Figuur 2: Risicocriteria die landen bij het plannen van controles in aanmerking nemen
10.
4.3.3 Controles van marktdeelnemers
Van maart 2015 tot en met februari 2017 hebben bevoegde autoriteiten in totaal meer dan 17 700 controles uitgevoerd van marktdeelnemers die binnenlands hout op de markt brengen en bijna 2 800 controles van marktdeelnemers die ingevoerd hout op de markt brengen.
Voor binnenlands en ingevoerd hout hebben respectievelijk 20 en 22 landen 80 % of meer van de door hen geplande controles uitgevoerd (zie bijlage A).
Het aantal controles van marktdeelnemers die binnenlands hout verhandelen, verschilde aanzienlijk van land tot land: sommige landen meldden duizenden controles, andere slechts een beperkt aantal of helemaal geen. In sommige landen worden controles uit hoofde van de EU-houtverordening geïntegreerd in de controles die worden uitgevoerd door de autoriteiten die verantwoordelijk zijn voor bosbeheer. In deze gevallen rapporteerden landen op verschillende wijze over het aantal controles (Duitsland rapporteerde bijvoorbeeld geen plannen en geen aantal controles, maar wel het aantal opgelegde sancties). België, Kroatië, Ierland, Malta, Nederland en het Verenigd Koninkrijk voerden geen controles van marktdeelnemers voor binnenlands hout uit en gaven daar een aantal redenen voor, waaronder de beperkte binnenlandse productie.

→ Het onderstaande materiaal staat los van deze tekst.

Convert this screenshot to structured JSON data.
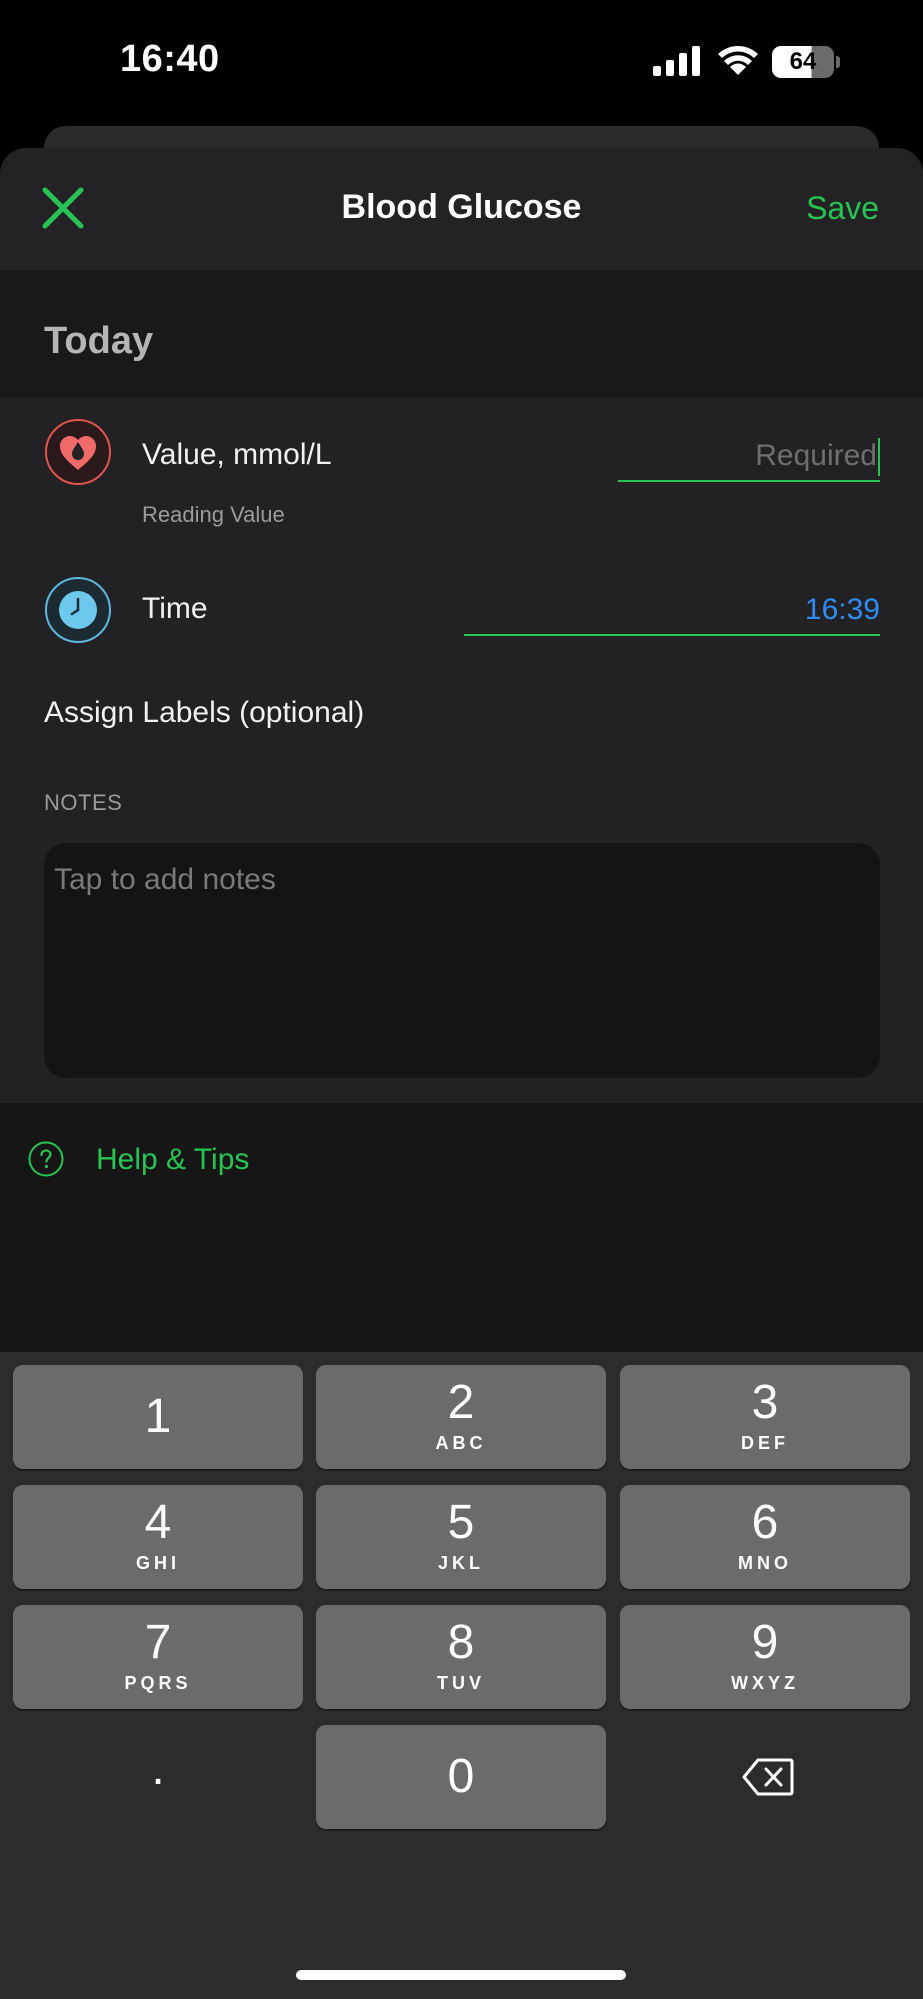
{
  "status_bar": {
    "time": "16:40",
    "battery_level": "64",
    "icons": [
      "cellular-signal-icon",
      "wifi-icon",
      "battery-icon"
    ]
  },
  "nav": {
    "close_icon": "close-x-icon",
    "title": "Blood Glucose",
    "save_label": "Save"
  },
  "date_header": "Today",
  "form": {
    "value_row": {
      "icon": "blood-drop-heart-icon",
      "label": "Value, mmol/L",
      "sublabel": "Reading Value",
      "placeholder": "Required"
    },
    "time_row": {
      "icon": "clock-icon",
      "label": "Time",
      "value": "16:39"
    },
    "assign_labels": "Assign Labels (optional)",
    "notes_label": "NOTES",
    "notes_placeholder": "Tap to add notes"
  },
  "help": {
    "icon": "question-circle-icon",
    "label": "Help & Tips"
  },
  "keypad": {
    "keys": [
      {
        "digit": "1",
        "letters": ""
      },
      {
        "digit": "2",
        "letters": "ABC"
      },
      {
        "digit": "3",
        "letters": "DEF"
      },
      {
        "digit": "4",
        "letters": "GHI"
      },
      {
        "digit": "5",
        "letters": "JKL"
      },
      {
        "digit": "6",
        "letters": "MNO"
      },
      {
        "digit": "7",
        "letters": "PQRS"
      },
      {
        "digit": "8",
        "letters": "TUV"
      },
      {
        "digit": "9",
        "letters": "WXYZ"
      },
      {
        "digit": "0",
        "letters": ""
      }
    ],
    "decimal_label": ".",
    "backspace_icon": "backspace-icon"
  },
  "colors": {
    "accent_green": "#27c454",
    "time_blue": "#2f8cf5",
    "glucose_red": "#f06a6a",
    "clock_blue": "#6dc8ee"
  }
}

Naast de bovengenoemde risicocriteria rapporteerden landen ook over het uitvoeren van controles op bepaalde aandachtsgebieden, zoals de uitvoer van rondhout uit Oekraïne (als gevolg van het door de Oekraïense nationale autoriteiten ingestelde uitvoerverbod), binnenlands brandhout (Hongarije), invoer uit kandidaat-lidstaten/potentiële kandidaat-lidstaten van de EU en risicovolle invoer uit Belarus, Brazilië, Kameroen, Indonesië 15 , Myanmar, Vietnam, China, Maleisië, de Russische Federatie, Oekraïne en Taiwan, specifieke producten (gezaagd hout, papierpulp, vloerhout, fineer, triplex en multiplex, brandhout, rondhout, meubilair), en bepaalde soorten zoals teak of eik.
11.
4.3.4 Controles van handelaren
19 landen controleerden handelaren en hun naleving van de traceerbaarheidsverplichting, waarbij het aantal controles varieerde van één (Denemarken, Frankrijk, Luxemburg) tot 747 (Cyprus).
12.
4.3.5 Concrete aanwijzingen
Overeenkomstig artikel 10, lid 2, kunnen naast de in overeenstemming met risicogestuurde plannen uitgevoerde controles ook controles worden uitgevoerd wanneer een bevoegde autoriteit beschikt over relevante informatie, onder meer op basis van concrete aanwijzingen van derden, met betrekking tot de naleving van de EU-houtverordening door een marktdeelnemer. 14 landen meldden dat ze concrete aanwijzingen hadden ontvangen over marktdeelnemers, voornamelijk van niet-gouvernementele organisaties (ngo's) en douane-instanties (zie figuur 3). Van de 80 geïdentificeerde marktdeelnemers werden er 69 (86 %) gecontroleerd en kregen er 33 (ongeveer 50 %) sancties opgelegd. In sommige gevallen waren controles ten tijde van de verslaggeving nog aan de gang.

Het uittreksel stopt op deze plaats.